ホーム > きょうの時鐘


2008年8月24日

 水害多発のこの夏に、遠く京都の宇治川から加賀藩の治水と防災の遺産が掘り起こされた。「太閤堤」と呼ばれる前田利家・利長父子らが築いた堤から石組の庭園跡までが出てきたのである

秀吉が伏見城を築く時に宇治川の大改修をした。410年以上も昔、金沢城の高石垣が登場したころの話である。一口に石垣といっても3種類ある。農業用。治水用。そして城の石垣である。
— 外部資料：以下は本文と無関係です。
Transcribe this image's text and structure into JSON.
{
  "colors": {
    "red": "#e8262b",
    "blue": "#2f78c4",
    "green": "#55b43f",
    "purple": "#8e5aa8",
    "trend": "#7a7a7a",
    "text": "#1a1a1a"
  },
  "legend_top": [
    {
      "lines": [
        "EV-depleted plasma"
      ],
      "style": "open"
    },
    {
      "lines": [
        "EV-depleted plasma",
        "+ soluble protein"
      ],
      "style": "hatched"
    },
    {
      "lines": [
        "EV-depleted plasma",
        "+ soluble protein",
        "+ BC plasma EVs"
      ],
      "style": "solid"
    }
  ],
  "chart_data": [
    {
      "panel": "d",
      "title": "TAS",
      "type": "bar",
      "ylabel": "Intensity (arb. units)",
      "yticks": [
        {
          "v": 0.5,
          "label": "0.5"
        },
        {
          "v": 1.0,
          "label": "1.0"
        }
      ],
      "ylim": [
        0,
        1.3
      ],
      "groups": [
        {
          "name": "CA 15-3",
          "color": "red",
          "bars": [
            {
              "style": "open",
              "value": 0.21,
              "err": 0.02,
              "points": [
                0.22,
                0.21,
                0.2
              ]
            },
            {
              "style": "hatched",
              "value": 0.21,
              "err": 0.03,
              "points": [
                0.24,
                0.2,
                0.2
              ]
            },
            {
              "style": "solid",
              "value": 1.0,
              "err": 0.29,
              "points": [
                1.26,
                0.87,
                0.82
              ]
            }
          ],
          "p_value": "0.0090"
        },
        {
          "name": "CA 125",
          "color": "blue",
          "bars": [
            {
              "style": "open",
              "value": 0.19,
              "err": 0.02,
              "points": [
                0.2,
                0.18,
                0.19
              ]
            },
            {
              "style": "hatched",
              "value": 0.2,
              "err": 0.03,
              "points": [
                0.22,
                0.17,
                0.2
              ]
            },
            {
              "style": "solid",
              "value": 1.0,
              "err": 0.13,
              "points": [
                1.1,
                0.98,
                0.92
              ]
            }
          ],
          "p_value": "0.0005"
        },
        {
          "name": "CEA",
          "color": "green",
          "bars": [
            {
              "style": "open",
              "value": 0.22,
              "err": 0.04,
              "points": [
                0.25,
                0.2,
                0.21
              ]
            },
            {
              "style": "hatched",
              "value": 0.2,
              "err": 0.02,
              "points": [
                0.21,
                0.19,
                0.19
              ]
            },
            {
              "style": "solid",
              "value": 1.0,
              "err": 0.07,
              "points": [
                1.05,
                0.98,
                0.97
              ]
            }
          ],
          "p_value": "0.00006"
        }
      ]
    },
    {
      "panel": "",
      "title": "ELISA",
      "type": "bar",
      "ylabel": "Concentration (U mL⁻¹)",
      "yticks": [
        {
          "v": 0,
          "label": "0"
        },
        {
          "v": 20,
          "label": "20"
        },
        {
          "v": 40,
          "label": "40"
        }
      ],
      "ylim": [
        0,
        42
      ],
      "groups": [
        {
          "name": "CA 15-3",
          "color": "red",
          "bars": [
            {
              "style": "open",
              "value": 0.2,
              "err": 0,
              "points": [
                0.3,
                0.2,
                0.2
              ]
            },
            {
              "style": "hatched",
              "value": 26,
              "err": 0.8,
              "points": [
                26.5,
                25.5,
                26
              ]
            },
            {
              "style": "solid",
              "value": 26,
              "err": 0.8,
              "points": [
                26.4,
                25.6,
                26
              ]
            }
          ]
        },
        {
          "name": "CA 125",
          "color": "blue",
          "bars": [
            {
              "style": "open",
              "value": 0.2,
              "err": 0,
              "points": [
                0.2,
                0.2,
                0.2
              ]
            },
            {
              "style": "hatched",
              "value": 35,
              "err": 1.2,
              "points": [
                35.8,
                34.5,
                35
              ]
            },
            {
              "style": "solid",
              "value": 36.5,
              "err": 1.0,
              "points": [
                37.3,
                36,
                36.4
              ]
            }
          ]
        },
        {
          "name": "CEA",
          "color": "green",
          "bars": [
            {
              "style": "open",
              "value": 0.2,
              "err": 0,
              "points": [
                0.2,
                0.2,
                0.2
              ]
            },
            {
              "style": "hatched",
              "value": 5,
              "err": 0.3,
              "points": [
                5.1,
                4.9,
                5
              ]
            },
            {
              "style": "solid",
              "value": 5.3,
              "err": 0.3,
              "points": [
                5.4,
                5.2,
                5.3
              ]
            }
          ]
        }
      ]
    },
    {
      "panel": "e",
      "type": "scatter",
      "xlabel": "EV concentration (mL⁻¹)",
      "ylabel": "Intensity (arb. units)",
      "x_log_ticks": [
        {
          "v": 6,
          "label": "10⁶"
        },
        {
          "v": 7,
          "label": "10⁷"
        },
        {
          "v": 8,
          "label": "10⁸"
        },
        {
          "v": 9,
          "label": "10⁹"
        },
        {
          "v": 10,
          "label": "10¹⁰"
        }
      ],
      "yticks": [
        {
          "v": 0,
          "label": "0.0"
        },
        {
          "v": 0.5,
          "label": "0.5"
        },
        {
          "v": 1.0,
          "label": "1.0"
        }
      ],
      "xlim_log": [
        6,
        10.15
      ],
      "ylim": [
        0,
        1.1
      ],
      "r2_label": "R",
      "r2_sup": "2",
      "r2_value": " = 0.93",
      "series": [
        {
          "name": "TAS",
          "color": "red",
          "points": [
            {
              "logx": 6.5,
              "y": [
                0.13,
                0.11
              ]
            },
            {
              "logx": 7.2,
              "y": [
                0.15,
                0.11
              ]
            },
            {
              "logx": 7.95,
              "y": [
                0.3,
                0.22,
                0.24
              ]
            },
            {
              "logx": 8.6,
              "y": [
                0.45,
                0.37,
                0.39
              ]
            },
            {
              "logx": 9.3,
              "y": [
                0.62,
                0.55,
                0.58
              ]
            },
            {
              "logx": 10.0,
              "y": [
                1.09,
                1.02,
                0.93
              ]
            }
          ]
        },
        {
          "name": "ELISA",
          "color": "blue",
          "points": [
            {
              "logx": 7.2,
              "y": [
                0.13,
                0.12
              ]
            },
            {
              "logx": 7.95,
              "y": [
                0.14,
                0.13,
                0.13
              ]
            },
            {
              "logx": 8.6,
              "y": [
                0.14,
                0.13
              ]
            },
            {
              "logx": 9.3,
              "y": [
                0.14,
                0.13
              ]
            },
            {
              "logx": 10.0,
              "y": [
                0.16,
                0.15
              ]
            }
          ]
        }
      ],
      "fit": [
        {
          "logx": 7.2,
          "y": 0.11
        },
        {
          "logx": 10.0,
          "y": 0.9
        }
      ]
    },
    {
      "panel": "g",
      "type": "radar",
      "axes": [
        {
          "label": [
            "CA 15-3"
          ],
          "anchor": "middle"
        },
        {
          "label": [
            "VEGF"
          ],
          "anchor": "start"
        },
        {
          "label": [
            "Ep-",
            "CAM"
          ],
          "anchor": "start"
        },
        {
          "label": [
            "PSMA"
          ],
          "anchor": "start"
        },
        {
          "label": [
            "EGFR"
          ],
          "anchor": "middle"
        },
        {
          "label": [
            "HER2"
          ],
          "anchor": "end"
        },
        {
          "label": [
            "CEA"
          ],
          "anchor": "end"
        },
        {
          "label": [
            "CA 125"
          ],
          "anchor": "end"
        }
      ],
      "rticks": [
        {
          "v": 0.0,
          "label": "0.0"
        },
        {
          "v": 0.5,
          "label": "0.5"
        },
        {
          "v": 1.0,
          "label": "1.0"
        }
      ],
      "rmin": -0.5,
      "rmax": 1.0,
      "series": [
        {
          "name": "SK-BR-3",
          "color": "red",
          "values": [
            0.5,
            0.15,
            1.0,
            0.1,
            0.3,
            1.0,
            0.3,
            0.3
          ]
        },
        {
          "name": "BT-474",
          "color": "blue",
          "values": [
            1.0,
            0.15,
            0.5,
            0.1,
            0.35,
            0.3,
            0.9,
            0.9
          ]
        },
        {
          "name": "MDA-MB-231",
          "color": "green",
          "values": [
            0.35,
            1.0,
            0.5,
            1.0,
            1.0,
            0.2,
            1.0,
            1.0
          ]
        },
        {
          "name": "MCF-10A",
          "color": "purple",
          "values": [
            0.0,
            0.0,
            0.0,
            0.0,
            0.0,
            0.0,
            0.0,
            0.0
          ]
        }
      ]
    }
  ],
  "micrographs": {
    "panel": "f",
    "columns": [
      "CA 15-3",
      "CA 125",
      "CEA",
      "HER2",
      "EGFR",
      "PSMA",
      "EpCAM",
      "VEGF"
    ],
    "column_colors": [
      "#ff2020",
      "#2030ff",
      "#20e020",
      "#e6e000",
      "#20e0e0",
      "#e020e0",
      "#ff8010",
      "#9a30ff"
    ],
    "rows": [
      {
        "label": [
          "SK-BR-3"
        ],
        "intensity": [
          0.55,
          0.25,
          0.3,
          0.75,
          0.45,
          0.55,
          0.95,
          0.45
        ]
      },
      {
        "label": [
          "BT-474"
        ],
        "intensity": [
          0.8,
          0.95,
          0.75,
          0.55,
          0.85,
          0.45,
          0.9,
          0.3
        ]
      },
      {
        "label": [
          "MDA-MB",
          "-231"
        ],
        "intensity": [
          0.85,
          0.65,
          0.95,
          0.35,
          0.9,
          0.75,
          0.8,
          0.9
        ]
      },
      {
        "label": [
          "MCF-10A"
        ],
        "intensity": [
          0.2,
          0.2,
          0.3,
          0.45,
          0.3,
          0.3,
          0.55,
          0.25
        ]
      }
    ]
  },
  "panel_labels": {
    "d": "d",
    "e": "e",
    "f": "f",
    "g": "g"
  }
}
3つは互いに影響し合って技術が進歩した

石垣研究の第一人者である金沢城調査研究所の北垣聰一郎所長の研究によると宇治の「太閤堤」は、城郭石垣の技を治水土木に応用した壮大な遺跡だそうである。江戸時代に何度も宇治川のはんらんで埋まったが、基礎構造はしっかり残っていた

今日の河川管理や堤の構築工法は戦国時代とは比べようもないほどに発達した。が、先の金沢の浅野川はんらんを思えば、先人がこの地に残した治水技術の伝統を学び、その精神を生かす余地はあろう

金沢城は多彩な石垣で知られる。城郭技術が農業土木や治水工事に転用された歴史を語る「生きた石垣博物館」として見直してみたい。